Y pudieron completarlo, en primer lugar, gracias a las mujeres reales que les rodeaban: sus madres, sus hermanas, sus esposas, sus hijas, sus amigas, sus vecinas. Ésa fue y sigue siendo para el escritor curioso e interesado una fuente irremplazable. Pero hay otra posibilidad de investigación que consiste en indagar con atención en la mirada femenina que ya quedó plasmada en forma literaria, o lo que es lo mismo, en la obra de las mujeres que sintieron la necesidad de escribir ficciones.
Es relativamente frecuente entre los varones un desdén más o menos automático hacia la literatura femenina, que a muchos parece que se ocupa sólo de esas pequeñas perturbaciones cotidianas que tan poco seducen al hombre (animal sediento de aventuras) o en el mejor de los casos de excesos sentimentales respecto de las que la única actitud viril aceptable es de una prudente tibieza. Ninguno de estos aspavientos ahuyentará al estudioso de la mirada femenina, aunque de vez en cuando, aquí y allá, deba constatar que no todas las escritoras (al igual que sucede con los escritores) nos muestran la misma hondura y longitud de mirada en sus obras. No todas las miradas son igualmente certeras y útiles respecto de la realidad del mundo, ni siquiera lo son respecto de la propia realidad de la mujer. Siendo eso cierto, sin embargo, todas enseñan algo al curioso y con ninguna puede considerar totalmente perdido su tiempo.
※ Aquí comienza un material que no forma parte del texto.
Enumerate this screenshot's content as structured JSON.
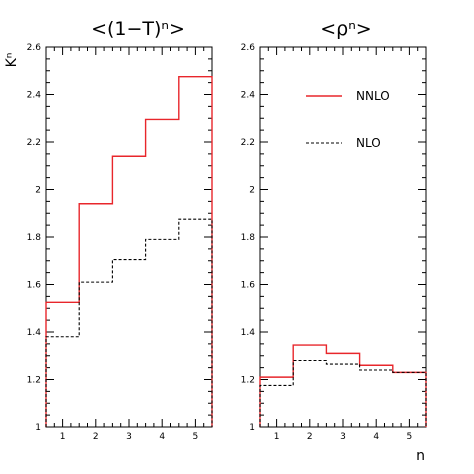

Creo que es justamente a través de la búsqueda de la mirada como el escritor (no sé si el resto de la gente) puede sacar alguna utilidad de un ejercicio que en otro caso sería puramente bizantino, cual es al fin y al cabo el de decidir la existencia o inexistencia de una literatura femenina distinta de la masculina. Aceptada (provisional y cautelosamente) dicha diferencia, profundizar en la mirada que practican las mujeres que escriben libros sirve al escritor para construir mejor su propia mirada sobre la mujer. Y si es novelista, le ayudará sin duda a otorgar peso y relieve a los personajes femeninos que dé en inventar. Confieso que esto es lo que a mí me ha movido a investigar la materia, y perdóneseme por desvelar con esta franqueza e inelegancia mis utilitarios motivos. Vaya en mi descargo que no soy un estudioso de la literatura, en el sentido académico, sino sólo alguien que juega y trata de divertirse (y divertir) con ella.